Aggregate Functions
Instead of returning a result calculated from a single row, an aggregate function returns a result calculated from aggregated data contained in a finite set of rows, or from information about a finite set of rows. An aggregate function may appear in any of the following:
-
<selection list> portion of a SELECT clause
An aggregate function is different from Analytic Functions, which are always evaluated relative to a window that must be specified, and so they can't appear in a HAVING clause. Other differences are described in the table later in this topic.
Aggregate functions operate slightly differently in aggregate queries on tables than when you use them in aggregate queries on streams, as follows. If an aggregate query on tables contains a GROUP BY clause, the aggregate function returns one result per group in the set of input rows. Lacking an explicit GROUP BY clause is equivalent to GROUP BY (), and returns only one result for the entire set of input rows.
On streams, an aggregate query must contain an explicit GROUP BY clause on a monotonic expression based on rowtime. Without one, the sole group is the whole stream, which never ends, preventing any result from being reported. Adding a GROUP BY clause based on a monotonic expression breaks the stream into finite sets of rows, contiguous in time, and each such set can then be aggregated and reported.
Whenever a row arrives that changes the value of the monotonic grouping expression, a new group is started and the previous group is considered complete. Then, the Amazon Kinesis Data Analytics application outputs the value of the aggregate functions. Note that the GROUP BY clause may also include other non-monotonic expressions, in which case more than one result per set of rows may be produced.
Performing an aggregate query on streams is often referred to as streaming aggregation, as distinct from the windowed aggregation discussed in Analytic Functions and Windowed Aggregation on Streams. For more information about stream-to-stream joins, see JOIN clause.
If an input row contains a null
in a column used as an input to a data analysis
function, the data analysis function ignores the row (except for COUNT).

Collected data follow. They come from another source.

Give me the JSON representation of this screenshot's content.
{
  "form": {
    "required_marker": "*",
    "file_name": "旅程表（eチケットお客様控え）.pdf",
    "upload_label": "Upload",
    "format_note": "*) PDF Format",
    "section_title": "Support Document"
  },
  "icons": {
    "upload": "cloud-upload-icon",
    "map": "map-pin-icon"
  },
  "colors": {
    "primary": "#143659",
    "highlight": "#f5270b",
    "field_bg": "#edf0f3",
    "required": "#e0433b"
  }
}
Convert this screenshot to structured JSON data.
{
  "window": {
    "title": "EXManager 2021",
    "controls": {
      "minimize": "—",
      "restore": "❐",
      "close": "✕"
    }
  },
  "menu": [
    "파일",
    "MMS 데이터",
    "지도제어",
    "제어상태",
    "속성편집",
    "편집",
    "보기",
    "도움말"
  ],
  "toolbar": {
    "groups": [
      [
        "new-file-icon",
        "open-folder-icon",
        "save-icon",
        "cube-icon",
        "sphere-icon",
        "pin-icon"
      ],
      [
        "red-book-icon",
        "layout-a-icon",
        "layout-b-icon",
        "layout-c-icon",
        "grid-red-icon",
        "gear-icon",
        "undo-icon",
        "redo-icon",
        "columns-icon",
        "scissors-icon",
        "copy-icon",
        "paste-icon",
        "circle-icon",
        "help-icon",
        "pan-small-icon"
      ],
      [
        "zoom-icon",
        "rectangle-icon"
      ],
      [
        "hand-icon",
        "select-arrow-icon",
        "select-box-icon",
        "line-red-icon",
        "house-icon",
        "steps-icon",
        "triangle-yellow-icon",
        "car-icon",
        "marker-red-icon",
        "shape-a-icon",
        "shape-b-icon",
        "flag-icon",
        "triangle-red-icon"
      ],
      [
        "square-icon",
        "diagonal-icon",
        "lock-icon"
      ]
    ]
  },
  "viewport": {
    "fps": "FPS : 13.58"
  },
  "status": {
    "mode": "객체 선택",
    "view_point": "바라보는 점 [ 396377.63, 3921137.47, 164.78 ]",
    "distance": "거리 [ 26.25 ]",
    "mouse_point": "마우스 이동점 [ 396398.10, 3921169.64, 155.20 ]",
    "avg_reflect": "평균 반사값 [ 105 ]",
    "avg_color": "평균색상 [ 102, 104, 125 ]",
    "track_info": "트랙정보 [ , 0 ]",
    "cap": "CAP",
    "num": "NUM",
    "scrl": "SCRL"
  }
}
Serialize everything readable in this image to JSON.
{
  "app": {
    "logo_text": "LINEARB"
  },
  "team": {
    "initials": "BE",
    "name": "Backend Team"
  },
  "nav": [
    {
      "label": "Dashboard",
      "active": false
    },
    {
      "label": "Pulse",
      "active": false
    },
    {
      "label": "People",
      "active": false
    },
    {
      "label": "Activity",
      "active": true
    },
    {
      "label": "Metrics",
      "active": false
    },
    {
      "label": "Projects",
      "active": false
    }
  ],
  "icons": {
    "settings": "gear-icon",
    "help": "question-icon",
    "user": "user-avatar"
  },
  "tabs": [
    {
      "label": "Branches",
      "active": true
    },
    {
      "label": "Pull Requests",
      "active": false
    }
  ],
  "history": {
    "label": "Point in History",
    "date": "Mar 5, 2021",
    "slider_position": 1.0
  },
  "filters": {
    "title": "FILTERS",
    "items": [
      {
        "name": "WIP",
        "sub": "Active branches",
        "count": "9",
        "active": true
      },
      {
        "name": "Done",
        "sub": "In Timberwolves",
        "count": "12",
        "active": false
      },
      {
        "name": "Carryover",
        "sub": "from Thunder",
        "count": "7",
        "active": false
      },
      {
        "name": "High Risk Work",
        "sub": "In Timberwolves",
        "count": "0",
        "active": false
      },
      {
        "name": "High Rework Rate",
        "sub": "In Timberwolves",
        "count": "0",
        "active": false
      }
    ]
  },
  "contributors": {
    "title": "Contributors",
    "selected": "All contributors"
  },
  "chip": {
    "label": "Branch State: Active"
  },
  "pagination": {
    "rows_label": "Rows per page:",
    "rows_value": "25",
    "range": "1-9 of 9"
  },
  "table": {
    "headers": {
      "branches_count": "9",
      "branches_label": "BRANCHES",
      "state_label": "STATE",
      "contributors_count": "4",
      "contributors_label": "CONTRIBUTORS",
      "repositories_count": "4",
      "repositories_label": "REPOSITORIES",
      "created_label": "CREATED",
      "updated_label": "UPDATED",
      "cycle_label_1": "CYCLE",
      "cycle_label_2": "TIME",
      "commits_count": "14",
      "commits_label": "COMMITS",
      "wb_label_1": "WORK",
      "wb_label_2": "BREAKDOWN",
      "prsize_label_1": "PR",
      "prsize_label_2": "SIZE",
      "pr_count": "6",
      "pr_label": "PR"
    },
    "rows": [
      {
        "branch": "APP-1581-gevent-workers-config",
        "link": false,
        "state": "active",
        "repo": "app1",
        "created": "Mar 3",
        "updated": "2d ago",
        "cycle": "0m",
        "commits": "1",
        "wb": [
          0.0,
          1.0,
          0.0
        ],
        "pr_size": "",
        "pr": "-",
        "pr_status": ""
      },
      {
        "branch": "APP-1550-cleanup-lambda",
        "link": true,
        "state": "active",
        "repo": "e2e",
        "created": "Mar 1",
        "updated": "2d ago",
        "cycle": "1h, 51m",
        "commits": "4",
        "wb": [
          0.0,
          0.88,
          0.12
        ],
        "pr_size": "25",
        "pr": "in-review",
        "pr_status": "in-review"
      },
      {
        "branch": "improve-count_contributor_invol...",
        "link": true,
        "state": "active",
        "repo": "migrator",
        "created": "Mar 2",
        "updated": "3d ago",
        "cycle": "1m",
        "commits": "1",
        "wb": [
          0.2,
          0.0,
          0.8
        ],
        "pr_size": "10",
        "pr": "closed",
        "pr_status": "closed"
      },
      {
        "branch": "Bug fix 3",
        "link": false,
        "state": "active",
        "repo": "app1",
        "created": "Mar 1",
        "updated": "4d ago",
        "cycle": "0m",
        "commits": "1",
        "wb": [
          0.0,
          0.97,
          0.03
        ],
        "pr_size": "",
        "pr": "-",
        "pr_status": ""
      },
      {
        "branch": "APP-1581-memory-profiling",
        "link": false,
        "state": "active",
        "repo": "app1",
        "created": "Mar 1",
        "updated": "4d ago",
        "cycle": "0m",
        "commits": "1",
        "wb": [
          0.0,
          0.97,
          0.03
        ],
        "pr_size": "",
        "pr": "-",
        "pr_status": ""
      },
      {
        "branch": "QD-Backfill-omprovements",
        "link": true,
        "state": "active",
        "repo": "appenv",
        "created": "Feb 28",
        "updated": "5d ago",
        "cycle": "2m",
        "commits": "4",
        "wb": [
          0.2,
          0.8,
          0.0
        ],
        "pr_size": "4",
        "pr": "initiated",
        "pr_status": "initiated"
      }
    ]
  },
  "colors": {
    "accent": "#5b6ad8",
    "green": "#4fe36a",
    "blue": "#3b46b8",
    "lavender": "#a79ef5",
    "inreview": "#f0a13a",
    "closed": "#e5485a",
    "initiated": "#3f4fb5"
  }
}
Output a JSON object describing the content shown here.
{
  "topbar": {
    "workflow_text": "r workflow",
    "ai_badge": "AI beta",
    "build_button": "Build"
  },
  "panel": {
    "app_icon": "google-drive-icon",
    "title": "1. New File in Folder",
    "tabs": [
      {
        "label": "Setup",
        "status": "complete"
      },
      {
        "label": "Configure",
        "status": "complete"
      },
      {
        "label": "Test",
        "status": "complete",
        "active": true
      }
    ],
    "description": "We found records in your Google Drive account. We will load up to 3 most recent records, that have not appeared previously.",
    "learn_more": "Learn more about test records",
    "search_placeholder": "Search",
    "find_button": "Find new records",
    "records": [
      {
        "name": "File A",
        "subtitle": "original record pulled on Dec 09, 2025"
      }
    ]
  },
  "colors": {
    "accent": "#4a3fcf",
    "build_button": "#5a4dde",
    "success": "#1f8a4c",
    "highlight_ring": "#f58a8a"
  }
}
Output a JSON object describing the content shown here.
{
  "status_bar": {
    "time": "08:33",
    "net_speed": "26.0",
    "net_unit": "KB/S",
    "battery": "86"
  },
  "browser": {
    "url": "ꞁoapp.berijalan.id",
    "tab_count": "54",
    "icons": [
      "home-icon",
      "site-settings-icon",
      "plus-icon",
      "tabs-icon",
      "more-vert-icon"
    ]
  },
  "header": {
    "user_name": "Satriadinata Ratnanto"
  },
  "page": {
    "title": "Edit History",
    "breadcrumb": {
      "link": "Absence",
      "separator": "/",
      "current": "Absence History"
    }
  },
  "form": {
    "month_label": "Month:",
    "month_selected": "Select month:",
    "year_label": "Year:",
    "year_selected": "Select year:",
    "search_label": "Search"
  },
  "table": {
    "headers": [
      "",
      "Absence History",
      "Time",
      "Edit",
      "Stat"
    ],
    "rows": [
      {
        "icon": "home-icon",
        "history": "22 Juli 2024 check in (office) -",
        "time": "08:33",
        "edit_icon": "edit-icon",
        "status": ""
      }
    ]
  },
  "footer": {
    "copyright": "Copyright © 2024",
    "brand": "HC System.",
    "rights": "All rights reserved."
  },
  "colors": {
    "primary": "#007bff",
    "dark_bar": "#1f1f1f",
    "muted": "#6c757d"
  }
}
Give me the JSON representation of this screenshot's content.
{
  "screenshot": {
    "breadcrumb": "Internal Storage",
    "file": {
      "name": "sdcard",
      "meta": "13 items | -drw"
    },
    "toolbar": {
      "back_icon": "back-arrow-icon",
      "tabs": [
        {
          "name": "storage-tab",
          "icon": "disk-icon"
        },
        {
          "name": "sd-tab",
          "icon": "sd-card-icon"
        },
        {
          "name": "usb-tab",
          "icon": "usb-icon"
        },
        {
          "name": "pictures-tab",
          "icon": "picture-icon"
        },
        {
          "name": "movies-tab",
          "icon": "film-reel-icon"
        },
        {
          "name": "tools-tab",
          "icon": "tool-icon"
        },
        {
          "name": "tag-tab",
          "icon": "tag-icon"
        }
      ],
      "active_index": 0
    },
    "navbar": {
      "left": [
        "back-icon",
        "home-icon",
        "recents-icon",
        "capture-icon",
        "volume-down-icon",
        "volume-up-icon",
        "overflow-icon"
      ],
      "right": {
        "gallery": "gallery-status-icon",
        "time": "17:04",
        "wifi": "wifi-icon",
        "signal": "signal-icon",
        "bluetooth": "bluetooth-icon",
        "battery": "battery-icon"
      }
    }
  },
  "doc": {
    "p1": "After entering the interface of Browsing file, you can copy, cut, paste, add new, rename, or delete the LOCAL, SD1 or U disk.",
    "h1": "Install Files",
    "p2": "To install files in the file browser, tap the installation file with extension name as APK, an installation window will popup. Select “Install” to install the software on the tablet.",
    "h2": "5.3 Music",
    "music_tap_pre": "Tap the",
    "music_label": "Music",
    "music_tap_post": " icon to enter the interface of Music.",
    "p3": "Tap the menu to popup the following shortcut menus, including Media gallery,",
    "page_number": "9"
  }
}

Function Type | Outputs | Rows or Windows Used | Notes |
---|---|---|---|
Aggregate Functions |
One output row per group of input rows. |
All output columns are calculated over the same window or same group of rows. |
COUNT DISTINCT is not allowed in streaming aggregation. Statements of the following type are not allowed: SELECT COUNT(DISTINCT x) ... FROM ... GROUP BY ... |
One output row for each input row. |
Each output column may be calculated using a different window or partition. |
COUNT DISTINCT can't be used as Analytic Functions or in windowed aggregation. |
Streaming Aggregation and Rowtime Bounds
Normally, an aggregate query generates a result when a row arrives that changes the value of the monotonic expression in the GROUP BY. For example, if the query is grouped by FLOOR(rowtime TO MINUTE), and the rowtime of the current row is 9:59.30, then a new row with a rowtime of 10:00.00 will trigger the result.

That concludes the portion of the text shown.